音声入力はAIをダメにするのか?
最近、AIへの指示を音声入力で行うことが増えてきた。
実際かなり便利で、思考速度に近いレベルでAIへ指示を投げられる。 特に設計やアイデア出しでは、キーボードより圧倒的に速い。
ただ、使っていて思う。
「生の音声」をそのままAIへ流すと、かなり危険。
音声入力は「未整理の脳内」をそのまま出力する
キーボード入力には、自然と推敲が入る。
- 書きながら整理する
- 不要な言葉を消す
- 順番を並べ替える
- 自分でロジック化する
つまり、人間側で軽いコンパイルが走っている。
しかし音声入力は違う。
脳内のノイズがそのまま出る。
- 「えーと」
- 「なんか」
- 「あれっぽく」
- 「いい感じで」
こういう曖昧な言葉が大量に混ざる。
問題は、AIがその曖昧さを“善意で補完”し始めることだ。
AIは「忖度」を始める
例えば、
「なんか高級感ある感じで、Appleっぽくして」
と音声で指示したとする。
でも、「Appleっぽい」の意味はかなり曖昧だ。
AIによって解釈が変わる。
- 白ベースのミニマルUI?
- ガラスっぽい半透明?
- アニメーション重視?
- 余白を広く?
- フォント?
- 角丸?
人間同士なら空気感で通じることもあるが、AIはそこを無理に補完する。
結果として、
- 思ってたのと違う
- 無駄にオシャレになる
- UIだけApple風になる
- 肝心の機能要件が抜ける
みたいなズレが起きる。
つまりAIのリソースが、 本来の「実装」ではなく、
「ユーザーは何を言いたいんだ?」
を推測することに使われてしまう。
これが、AI開発で妙なズレが発生する原因の1つだと思っている。
解決策は「中間層」を入れること
なので最近は、
人間 → AI実行
ではなく、
人間 → 論理化AI → 実行AI
の形にしたほうが良いのではと思っている。
イメージとしては「参謀」を置く感じ。
AIに「まず整理させる」
例えば音声でこう投げる。
「Appleっぽい感じで、Obsidian連携のメモアプリ。
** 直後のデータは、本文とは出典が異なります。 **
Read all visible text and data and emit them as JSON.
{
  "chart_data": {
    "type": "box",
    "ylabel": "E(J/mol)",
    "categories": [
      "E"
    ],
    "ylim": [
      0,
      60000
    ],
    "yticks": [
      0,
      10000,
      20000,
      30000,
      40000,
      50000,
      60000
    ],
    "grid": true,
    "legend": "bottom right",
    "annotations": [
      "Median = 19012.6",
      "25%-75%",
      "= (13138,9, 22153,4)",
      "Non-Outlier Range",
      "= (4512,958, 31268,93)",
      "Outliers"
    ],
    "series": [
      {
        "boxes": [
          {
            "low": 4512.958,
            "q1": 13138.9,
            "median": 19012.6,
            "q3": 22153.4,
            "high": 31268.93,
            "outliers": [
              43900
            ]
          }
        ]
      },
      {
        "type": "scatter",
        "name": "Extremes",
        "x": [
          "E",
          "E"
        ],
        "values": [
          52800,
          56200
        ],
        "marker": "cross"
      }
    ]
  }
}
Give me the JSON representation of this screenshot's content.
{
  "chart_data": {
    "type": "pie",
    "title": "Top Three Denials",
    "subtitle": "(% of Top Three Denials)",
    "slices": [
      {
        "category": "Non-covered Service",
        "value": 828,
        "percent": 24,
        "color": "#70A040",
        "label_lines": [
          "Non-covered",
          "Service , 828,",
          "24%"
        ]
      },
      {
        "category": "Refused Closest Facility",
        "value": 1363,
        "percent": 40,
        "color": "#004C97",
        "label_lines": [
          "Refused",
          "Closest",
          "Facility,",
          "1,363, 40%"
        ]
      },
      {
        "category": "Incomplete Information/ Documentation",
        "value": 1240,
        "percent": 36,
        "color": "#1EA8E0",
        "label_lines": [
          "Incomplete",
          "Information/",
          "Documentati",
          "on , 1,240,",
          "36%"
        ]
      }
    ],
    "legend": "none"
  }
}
黒系で」
これをいきなり実装させない。
まず別のAIに、
「今の内容をロジック化して整理しろ」
と指示する。
すると例えばこうなる。
-
アプリ種別 メモアプリケーション
-
外部連携 Obsidian APIとの統合
-
UI定義 ダークモード前提
-
デザイン方針 ミニマルUIを希望している可能性
-
未確定要素 「Appleっぽい」の定義が曖昧 → フォント・余白・アニメーション・ガラス表現など確認が必要
この段階で初めて、実行AIへ渡す。
すると、かなり精度が安定する。
これは「AIの使い方」というより設計の話
多分これ、単なるプロンプトテクニックではない。
システム設計に近い。
人間の思考は本来かなり非構造的だ。
一方、AIの実行は構造化された指示の方が圧倒的に強い。
つまり問題は、
「非構造の人間」と「構造化を求めるAI」の接続部分
にある。
だから中間層が必要になる。
音声入力はむしろ強力
誤解されそうなので最後に書くと、私は音声入力自体はかなり強いと思っている。
思考速度でAIへ指示できるのは大きい。
特にアイデア出しや設計初期では、キーボードより圧倒的に速い。
ただし、
「生入力をそのまま実行層へ流すな」
という話。
音声入力 ↓ 論理化 ↓ 実行
この3層構造は、今後かなり重要になる気がしている。